Why You Could Soon Need a Passport for Domestic Flights
The Real ID Act has been in the works for almost a decade. The law, which basically requires states to get extra information (and to store that information in a central database) to verify a person’s identity before issuing an ID, is now officially in effect.
New ID laws now in effect (in most states)
However, a number of states have yet to comply. Most of these have been granted some sort of extension before they have to issue the new IDs. New Jersey, for example, has been given nine extra months to comply because it is “taking steps” towards Real ID. Missouri, meanwhile, has told its citizens that they will have at least four months notice before they are required to use the new IDs at airports at government buildings around the country.
As the Real ID deadline approached late last year, it looked like a few states would not be able (or willing) to comply. However, a significant number have to be granted extensions or waivers. New Jersey, Minnesota, Arizona, Illinois and a host of other states have not yet required their citizens to get the new IDs even though the deadline has passed.
A potential problem
Why not? Some state legislatures consider the whole idea an overuse of power by the federal government. Others are concerned about requiring citizens to come up with the necessary documents and proofs if they are merely trying to get a drivers’ license.
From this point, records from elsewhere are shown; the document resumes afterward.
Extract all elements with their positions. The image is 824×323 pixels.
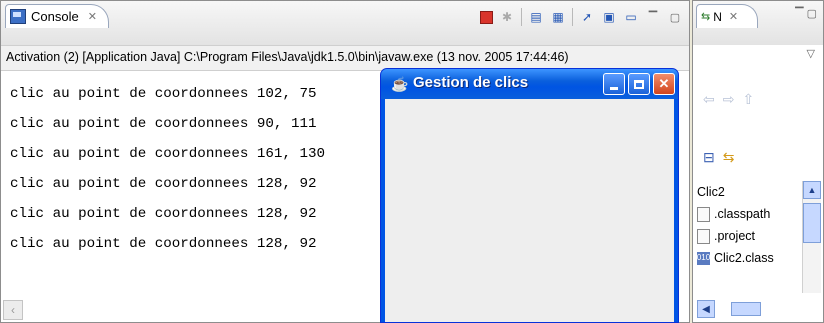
output-line: clic au point de coordonnees 128, 92 [10,206,317,222]
terminate-icon[interactable] [480,10,493,24]
toolbar-separator [521,8,522,26]
navigator-header: ⇆ N ✕ ▔ ▢ [693,1,823,45]
navigator-icon: ⇆ [701,11,711,23]
remove-launches-icon[interactable]: ✱ [499,9,515,25]
tab-console[interactable]: Console ✕ [5,4,109,28]
tab-navigator[interactable]: ⇆ N ✕ [696,4,758,28]
forward-icon[interactable]: ⇨ [723,91,735,108]
scroll-thumb[interactable] [731,302,761,316]
console-output[interactable]: clic au point de coordonnees 102, 75 cli… [10,79,325,259]
toolbar-separator [572,8,573,26]
tree-item-label: Clic2.class [714,251,774,265]
tab-console-label: Console [31,9,79,24]
swing-window: ☕ Gestion de clics ✕ [380,68,679,323]
output-line: clic au point de coordonnees 128, 92 [10,236,317,252]
minimize-maximize-icons[interactable]: ▔ ▢ [795,7,817,20]
close-icon[interactable]: ✕ [729,10,738,23]
console-header: Console ✕ ✱ ▤ ▦ ➚ ▣ ▭ ▔ ▢ [1,1,689,45]
window-titlebar[interactable]: ☕ Gestion de clics ✕ [381,69,678,99]
up-icon[interactable]: ⇧ [742,91,754,108]
tree-item[interactable]: 010 Clic2.class [697,247,801,269]
scroll-lock-icon[interactable]: ▦ [550,9,566,25]
minimize-icon [610,86,618,90]
resource-tree: Clic2 .classpath .project 010 Clic2.clas… [697,181,801,269]
back-icon[interactable]: ⇦ [703,91,715,108]
window-title: Gestion de clics [413,74,529,91]
scroll-up-icon[interactable]: ▲ [803,181,821,199]
view-menu-icon[interactable]: ▽ [807,47,815,60]
collapse-all-icon[interactable]: ⊟ [703,149,715,166]
console-toolbar: ✱ ▤ ▦ ➚ ▣ ▭ ▔ ▢ [480,6,683,28]
output-line: clic au point de coordonnees 102, 75 [10,86,317,102]
tree-item[interactable]: Clic2 [697,181,801,203]
class-file-icon: 010 [697,251,710,265]
tree-item[interactable]: .project [697,225,801,247]
open-console-icon[interactable]: ▭ [623,9,639,25]
close-icon: ✕ [658,76,670,91]
scroll-left-icon[interactable]: ◀ [697,300,715,318]
pin-console-icon[interactable]: ➚ [579,9,595,25]
tree-item-label: .project [714,229,755,243]
display-console-icon[interactable]: ▣ [601,9,617,25]
maximize-icon [634,79,644,89]
file-icon [697,228,710,244]
console-icon [10,9,26,24]
window-client-area[interactable] [385,99,674,322]
minimize-icon[interactable]: ▔ [645,9,661,25]
scroll-left-button[interactable]: ‹ [3,300,23,320]
tree-item-label: .classpath [714,207,771,221]
close-button[interactable]: ✕ [653,73,675,95]
link-with-editor-icon[interactable]: ⇆ [723,149,735,166]
tree-item-label: Clic2 [697,185,725,199]
tree-item[interactable]: .classpath [697,203,801,225]
close-icon[interactable]: ✕ [88,10,97,23]
navigator-view: ⇆ N ✕ ▔ ▢ ▽ ⇦ ⇨ ⇧ ⊟ ⇆ Clic2 .classpath .… [692,0,824,323]
clear-console-icon[interactable]: ▤ [528,9,544,25]
maximize-button[interactable] [628,73,650,95]
minimize-button[interactable] [603,73,625,95]
navigator-toolbar: ⊟ ⇆ [703,149,734,166]
vertical-scrollbar[interactable]: ▲ [802,181,821,293]
file-icon [697,206,710,222]
output-line: clic au point de coordonnees 90, 111 [10,116,317,132]
navigation-arrows: ⇦ ⇨ ⇧ [703,91,754,108]
java-icon: ☕ [391,76,409,92]
scroll-thumb[interactable] [803,203,821,243]
tab-navigator-label: N [713,9,722,24]
maximize-icon[interactable]: ▢ [667,9,683,25]
output-line: clic au point de coordonnees 161, 130 [10,146,326,162]
output-line: clic au point de coordonnees 128, 92 [10,176,317,192]
horizontal-scrollbar[interactable]: ◀ [697,300,801,318]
A Real ID will be a kind of national ID that people will need to use if they want to gain access to federal buildings. More importantly, it will be required by the TSA at airport security checkpoints. Travelers will need (or "already need" in most states) to have a Real ID in order to fly. Homeland Security’s website explains: "The Act established minimum security standards for license issuance and production and prohibits Federal agencies from accepting for certain purposes driver's licenses and identification cards from states not meeting the Act's minimum standards. The purposes covered by the Act are: accessing Federal facilities, entering nuclear power plants, and, no sooner than 2016, boarding federally regulated commercial aircraft."
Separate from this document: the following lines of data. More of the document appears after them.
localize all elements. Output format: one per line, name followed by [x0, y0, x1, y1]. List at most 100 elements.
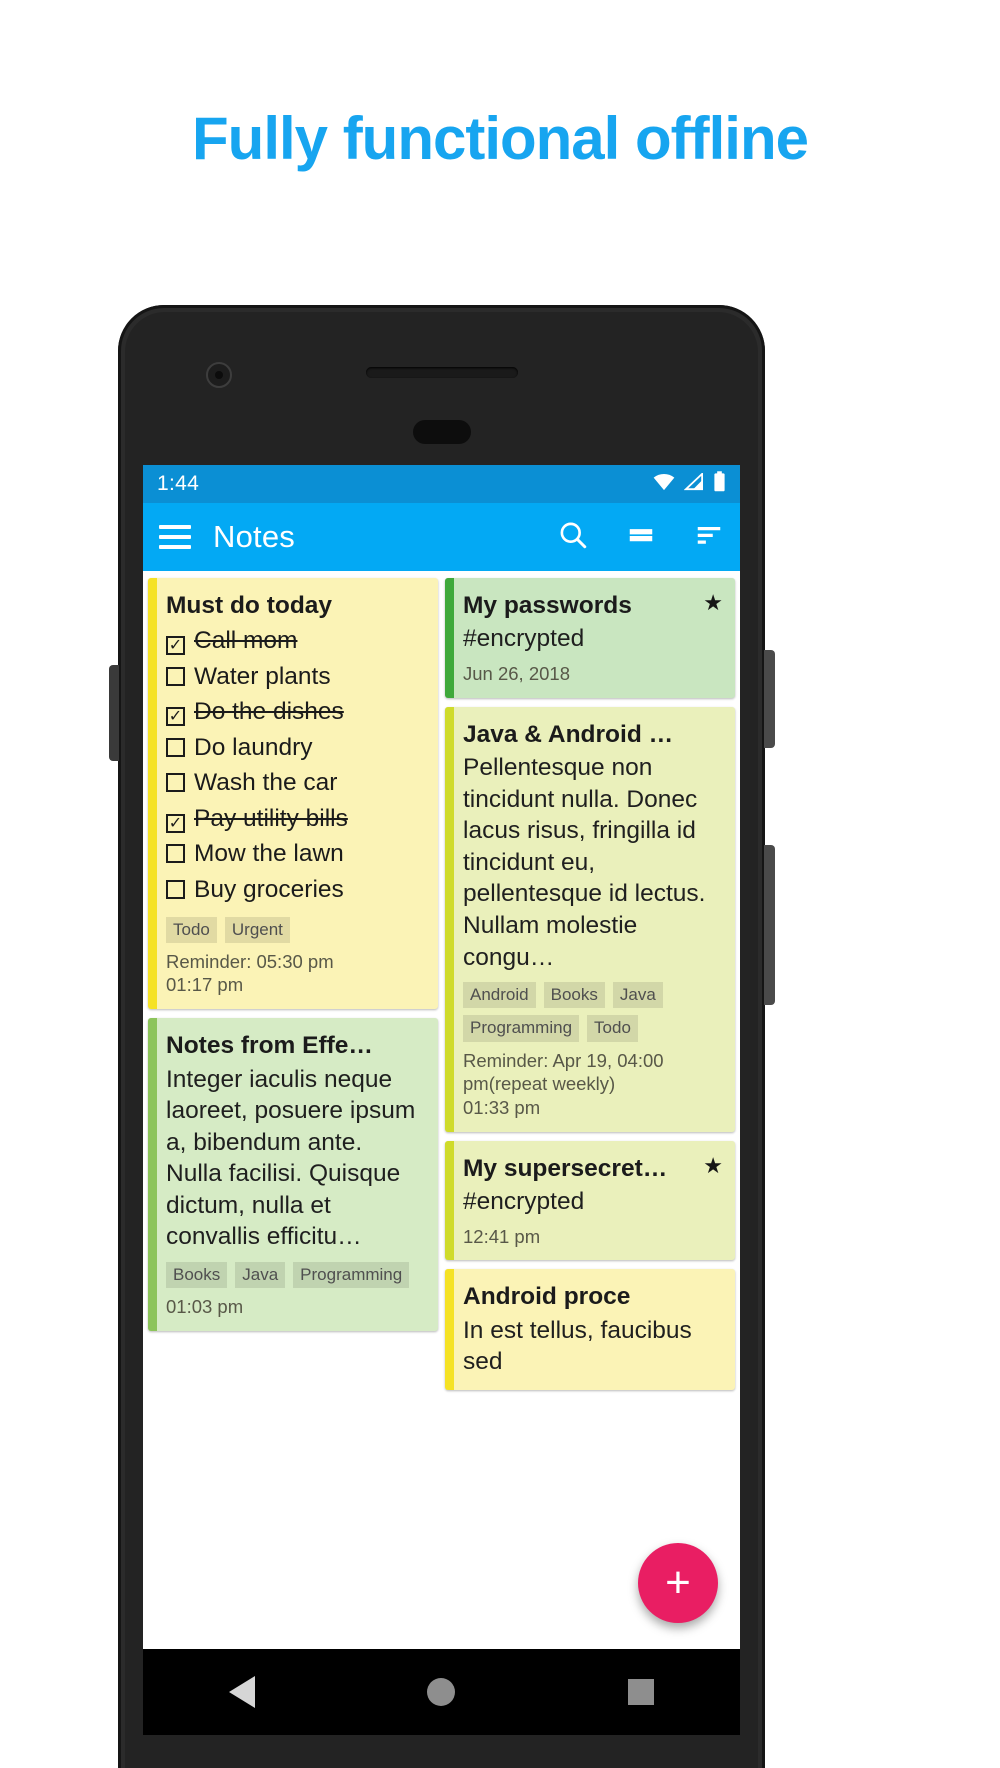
notes-grid: Must do today ✓ Call mom Water plants ✓ Do… [143, 571, 740, 1649]
page-headline: Fully functional offline [192, 105, 809, 172]
note-card-android-proce[interactable]: Android proce In est tellus, faucibus se… [445, 1269, 735, 1390]
tag[interactable]: Java [235, 1262, 286, 1289]
note-accent-bar [148, 578, 157, 1010]
note-timestamp: 12:41 pm [463, 1225, 541, 1247]
tag[interactable]: Programming [293, 1262, 410, 1289]
note-card-must-do-today[interactable]: Must do today ✓ Call mom Water plants ✓ Do… [148, 578, 438, 1010]
note-date: Jun 26, 2018 [463, 662, 570, 684]
checklist-item[interactable]: ✓ Do the dishes [166, 694, 424, 730]
tag[interactable]: Todo [166, 916, 217, 943]
checkbox-icon[interactable] [166, 880, 185, 899]
recents-icon[interactable] [627, 1679, 654, 1705]
status-bar: 1:44 [143, 465, 740, 503]
checklist-item[interactable]: Do laundry [166, 730, 424, 766]
plus-icon: + [665, 1558, 691, 1607]
power-button [764, 650, 775, 748]
note-accent-bar [445, 578, 454, 698]
note-body: Integer iaculis neque laoreet, posuere i… [166, 1065, 416, 1251]
note-card-my-passwords[interactable]: ★ My passwords #encrypted Jun 26, 2018 [445, 578, 735, 698]
front-camera-icon [206, 362, 232, 388]
star-icon[interactable]: ★ [703, 1153, 723, 1179]
status-icons [653, 471, 726, 497]
tag[interactable]: Books [166, 1262, 228, 1289]
checklist-label: Pay utility bills [194, 804, 348, 832]
app-bar-title: Notes [213, 519, 295, 554]
tag[interactable]: Books [543, 982, 605, 1009]
volume-button [109, 665, 119, 761]
note-tags: Android Books Java Programming Todo [463, 982, 721, 1042]
note-reminder: Reminder: Apr 19, 04:00 pm(repeat weekly… [463, 1049, 664, 1095]
app-bar-actions [558, 520, 724, 555]
checklist-label: Do the dishes [194, 698, 344, 726]
note-timestamp: 01:03 pm [166, 1296, 244, 1318]
app-bar: Notes [143, 503, 740, 571]
tag[interactable]: Java [612, 982, 663, 1009]
checklist-item[interactable]: Wash the car [166, 765, 424, 801]
note-card-my-supersecret[interactable]: ★ My supersecret… #encrypted 12:41 pm [445, 1140, 735, 1261]
note-body: #encrypted [463, 625, 585, 653]
note-card-java-android[interactable]: Java & Android … Pellentesque non tincid… [445, 706, 735, 1132]
hamburger-menu-icon[interactable] [159, 525, 191, 549]
checklist-label: Call mom [194, 627, 298, 655]
checklist-label: Water plants [194, 662, 331, 690]
checkbox-icon[interactable] [166, 737, 185, 757]
fingerprint-sensor [412, 420, 471, 444]
checklist-label: Do laundry [194, 733, 313, 761]
checkbox-checked-icon[interactable]: ✓ [166, 813, 185, 833]
note-accent-bar [445, 1269, 454, 1390]
checklist-label: Buy groceries [194, 876, 344, 903]
checklist-item[interactable]: Mow the lawn [166, 836, 424, 872]
tag[interactable]: Programming [463, 1015, 580, 1042]
phone-screen: 1:44 Notes Must do today ✓ Call mom Wate… [143, 465, 740, 1649]
note-body: In est tellus, faucibus sed [463, 1316, 692, 1376]
phone-device-frame: 1:44 Notes Must do today ✓ Call mom Wate… [109, 305, 775, 1768]
earpiece-speaker [365, 367, 518, 378]
battery-icon [713, 471, 726, 497]
android-navigation-bar [143, 1649, 740, 1735]
note-timestamp: 01:17 pm [166, 974, 244, 996]
checklist-item[interactable]: ✓ Pay utility bills [166, 801, 424, 837]
note-title: My passwords [463, 592, 632, 619]
sort-icon[interactable] [694, 520, 724, 555]
back-icon[interactable] [229, 1676, 256, 1708]
layout-toggle-icon[interactable] [626, 520, 656, 555]
checkbox-checked-icon[interactable]: ✓ [166, 636, 185, 656]
note-title: Must do today [166, 592, 333, 619]
note-accent-bar [445, 1140, 454, 1261]
checkbox-icon[interactable] [166, 844, 185, 864]
note-tags: Todo Urgent [166, 916, 424, 943]
checklist-item[interactable]: Water plants [166, 659, 424, 695]
note-body: Pellentesque non tincidunt nulla. Donec … [463, 754, 706, 971]
note-reminder: Reminder: 05:30 pm [166, 950, 334, 972]
checklist-item[interactable]: Buy groceries [166, 872, 424, 908]
notes-column-right: ★ My passwords #encrypted Jun 26, 2018 J… [445, 578, 735, 1649]
signal-icon [683, 471, 704, 496]
note-checklist: ✓ Call mom Water plants ✓ Do the dishes Do… [166, 623, 424, 907]
note-accent-bar [445, 706, 454, 1132]
home-icon[interactable] [427, 1678, 456, 1706]
wifi-icon [653, 473, 675, 496]
notes-column-left: Must do today ✓ Call mom Water plants ✓ Do… [148, 578, 438, 1649]
star-icon[interactable]: ★ [703, 590, 723, 616]
checklist-item[interactable]: ✓ Call mom [166, 623, 424, 659]
checklist-label: Mow the lawn [194, 840, 344, 868]
note-timestamp: 01:33 pm [463, 1097, 541, 1119]
tag[interactable]: Todo [587, 1015, 638, 1042]
volume-rocker [764, 845, 775, 1005]
note-body: #encrypted [463, 1188, 585, 1216]
note-card-notes-from-effe[interactable]: Notes from Effe… Integer iaculis neque l… [148, 1018, 438, 1331]
checkbox-icon[interactable] [166, 773, 185, 793]
tag[interactable]: Android [463, 982, 536, 1009]
screenshot-root: Fully functional offline 1:44 Notes Must… [0, 0, 1000, 1768]
checklist-label: Wash the car [194, 769, 338, 797]
checkbox-checked-icon[interactable]: ✓ [166, 707, 185, 727]
tag[interactable]: Urgent [224, 916, 290, 943]
note-tags: Books Java Programming [166, 1262, 424, 1289]
add-note-button[interactable]: + [638, 1543, 718, 1623]
search-icon[interactable] [558, 520, 588, 555]
note-title: Java & Android … [463, 720, 674, 748]
note-accent-bar [148, 1018, 157, 1331]
note-title: Android proce [463, 1283, 631, 1311]
checkbox-icon[interactable] [166, 666, 185, 686]
status-time: 1:44 [157, 472, 200, 495]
Flying will be the biggest issue for most people whose states aren’t issuing the new IDs. Eventually people without a Real ID won’t be able to pass through TSA checkpoints, which will be included under the law because the TSA is a federal agency.
An easy solution?
For fliers from Minnesota, New Jersey, Arizona and other non-compliant states, Real ID could spell trouble. There is an easy way around all of this, however. The other ID accepted by federal agencies is a US passport. People with passports can easily avoid the whole Real ID issue. The problem for some will be that getting a passport is more time-consuming than getting a drivers’ license, and it might not seem worthwhile if you only plan on making the occasional domestic flight. For frequent travelers who live in New Jersey, Minnesota or other non-compliant states, a passport could be the best solution.
Washington seems to be giving states a lot of leeway for the time being. While it might be a pain, passports could eventually be the silver bullet that will allow travelers to fly whether or not their state adopts the Real ID. At least in some cases, it looks like this will be an ongoing debate at the state level, and there is no guarantee that every state will comply.